The Al Hawashleh tribe launched its legal land-ownership fight near Dimona at the end of the 1960s, in an effort to register the lands in their names rather than as state land. All the rulings on the matter have defined the land as “dead lands,” according to Ottoman law, over which ownership cannot be claimed. The most recent such ruling, from the Supreme Court, was in 1984. These rulings do not take into consideration 1940s British Mandate land surveys, which indicated that Bedouin cultivated about 2,000 square kilometers in the Negev.

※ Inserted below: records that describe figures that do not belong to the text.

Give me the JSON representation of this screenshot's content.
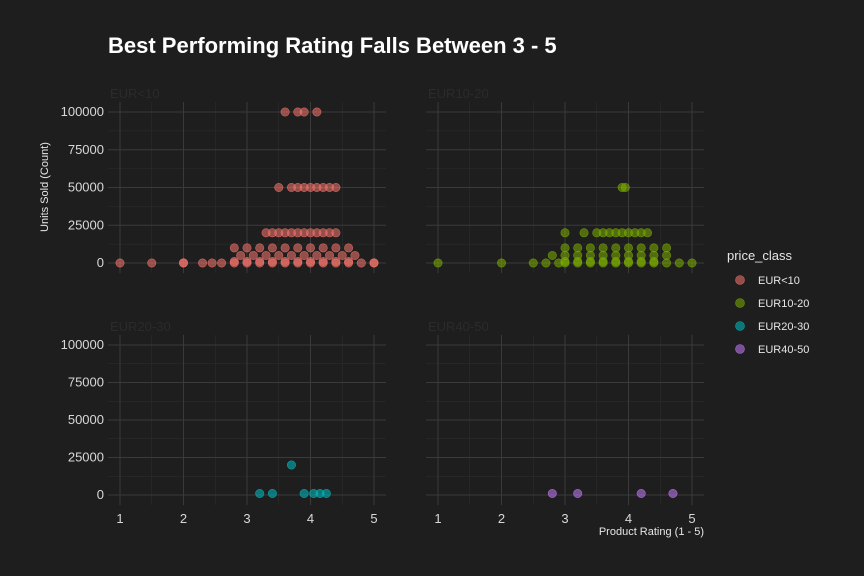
{
  "chart_data": {
    "type": "scatter",
    "title": "Best Performing Rating Falls Between 3 - 5",
    "xlabel": "Product Rating (1 - 5)",
    "ylabel": "Units Sold (Count)",
    "xlim": [
      1,
      5
    ],
    "ylim": [
      0,
      100000
    ],
    "x_ticks": [
      "1",
      "2",
      "3",
      "4",
      "5"
    ],
    "y_ticks": [
      "0",
      "25000",
      "50000",
      "75000",
      "100000"
    ],
    "grid": true,
    "legend": {
      "title": "price_class",
      "position": "right"
    },
    "facets": [
      {
        "name": "EUR<10",
        "color": "#f8766d",
        "points": [
          [
            1,
            0
          ],
          [
            1.5,
            0
          ],
          [
            2,
            0
          ],
          [
            2,
            100
          ],
          [
            2.3,
            0
          ],
          [
            2.45,
            0
          ],
          [
            2.6,
            0
          ],
          [
            2.8,
            0
          ],
          [
            3.0,
            0
          ],
          [
            3.2,
            0
          ],
          [
            3.4,
            0
          ],
          [
            3.6,
            0
          ],
          [
            3.8,
            0
          ],
          [
            4.0,
            0
          ],
          [
            4.2,
            0
          ],
          [
            4.4,
            0
          ],
          [
            4.6,
            0
          ],
          [
            4.8,
            0
          ],
          [
            5,
            0
          ],
          [
            5,
            100
          ],
          [
            3.0,
            1000
          ],
          [
            3.2,
            1000
          ],
          [
            3.4,
            1000
          ],
          [
            3.6,
            1000
          ],
          [
            3.8,
            1000
          ],
          [
            4.0,
            1000
          ],
          [
            4.2,
            1000
          ],
          [
            4.4,
            1000
          ],
          [
            4.6,
            1000
          ],
          [
            2.8,
            1000
          ],
          [
            3.1,
            5000
          ],
          [
            3.3,
            5000
          ],
          [
            3.5,
            5000
          ],
          [
            3.7,
            5000
          ],
          [
            3.9,
            5000
          ],
          [
            4.1,
            5000
          ],
          [
            4.3,
            5000
          ],
          [
            4.5,
            5000
          ],
          [
            4.7,
            5000
          ],
          [
            2.9,
            5000
          ],
          [
            3.0,
            10000
          ],
          [
            3.2,
            10000
          ],
          [
            3.4,
            10000
          ],
          [
            3.6,
            10000
          ],
          [
            3.8,
            10000
          ],
          [
            4.0,
            10000
          ],
          [
            4.2,
            10000
          ],
          [
            4.4,
            10000
          ],
          [
            4.6,
            10000
          ],
          [
            2.8,
            10000
          ],
          [
            3.3,
            20000
          ],
          [
            3.4,
            20000
          ],
          [
            3.5,
            20000
          ],
          [
            3.6,
            20000
          ],
          [
            3.7,
            20000
          ],
          [
            3.8,
            20000
          ],
          [
            3.9,
            20000
          ],
          [
            4.0,
            20000
          ],
          [
            4.1,
            20000
          ],
          [
            4.2,
            20000
          ],
          [
            4.3,
            20000
          ],
          [
            4.4,
            20000
          ],
          [
            3.5,
            50000
          ],
          [
            3.7,
            50000
          ],
          [
            3.8,
            50000
          ],
          [
            3.9,
            50000
          ],
          [
            4.0,
            50000
          ],
          [
            4.1,
            50000
          ],
          [
            4.2,
            50000
          ],
          [
            4.3,
            50000
          ],
          [
            4.4,
            50000
          ],
          [
            3.6,
            100000
          ],
          [
            3.8,
            100000
          ],
          [
            3.9,
            100000
          ],
          [
            4.1,
            100000
          ]
        ]
      },
      {
        "name": "EUR10-20",
        "color": "#7cae00",
        "points": [
          [
            1,
            0
          ],
          [
            2,
            0
          ],
          [
            2.5,
            0
          ],
          [
            2.7,
            0
          ],
          [
            2.9,
            0
          ],
          [
            3.0,
            0
          ],
          [
            3.2,
            0
          ],
          [
            3.4,
            0
          ],
          [
            3.6,
            0
          ],
          [
            3.8,
            0
          ],
          [
            4.0,
            0
          ],
          [
            4.2,
            0
          ],
          [
            4.4,
            0
          ],
          [
            4.6,
            0
          ],
          [
            4.8,
            0
          ],
          [
            5,
            0
          ],
          [
            3.0,
            1000
          ],
          [
            3.2,
            1000
          ],
          [
            3.4,
            1000
          ],
          [
            3.6,
            1000
          ],
          [
            3.8,
            1000
          ],
          [
            4.0,
            1000
          ],
          [
            4.2,
            1000
          ],
          [
            4.4,
            1000
          ],
          [
            3.0,
            5000
          ],
          [
            3.2,
            5000
          ],
          [
            3.4,
            5000
          ],
          [
            3.6,
            5000
          ],
          [
            3.8,
            5000
          ],
          [
            4.0,
            5000
          ],
          [
            4.2,
            5000
          ],
          [
            4.4,
            5000
          ],
          [
            4.6,
            5000
          ],
          [
            2.8,
            5000
          ],
          [
            3.0,
            10000
          ],
          [
            3.2,
            10000
          ],
          [
            3.4,
            10000
          ],
          [
            3.6,
            10000
          ],
          [
            3.8,
            10000
          ],
          [
            4.0,
            10000
          ],
          [
            4.2,
            10000
          ],
          [
            4.4,
            10000
          ],
          [
            4.6,
            10000
          ],
          [
            3.0,
            20000
          ],
          [
            3.3,
            20000
          ],
          [
            3.5,
            20000
          ],
          [
            3.6,
            20000
          ],
          [
            3.7,
            20000
          ],
          [
            3.8,
            20000
          ],
          [
            3.9,
            20000
          ],
          [
            4.0,
            20000
          ],
          [
            4.1,
            20000
          ],
          [
            4.2,
            20000
          ],
          [
            4.3,
            20000
          ],
          [
            3.9,
            50000
          ],
          [
            3.95,
            50000
          ]
        ]
      },
      {
        "name": "EUR20-30",
        "color": "#00bfc4",
        "points": [
          [
            3.2,
            1000
          ],
          [
            3.4,
            1000
          ],
          [
            3.7,
            20000
          ],
          [
            3.9,
            1000
          ],
          [
            4.05,
            1000
          ],
          [
            4.15,
            1000
          ],
          [
            4.25,
            1000
          ]
        ]
      },
      {
        "name": "EUR40-50",
        "color": "#c77cff",
        "points": [
          [
            2.8,
            1000
          ],
          [
            3.2,
            1000
          ],
          [
            4.2,
            1000
          ],
          [
            4.7,
            1000
          ]
        ]
      }
    ]
  }
}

Biton, the Dimona mayor, said he believes any arrangement within the city “would be like a prize to squatters on Dimona municipal land 25 years ago and since then have treated it as their own.” He added that giving the land to the Bedouin, and not Dimona residents who have served in the Israeli army, would be “inconceivable” to him. He claimed the Bedouin are asking “only for rights and not obligations” and said they can bid on other lots of land with the settlement being offered to them.

Ibraham Al Hawashleh said that in fact at least 20 residents of Ras Jrabah have served in the Israel Defense Forces and that one villager died during his service. He himself served in the Bedouin Desert Reconnaissance Battalion and went on to serve in the career army for two years, he added.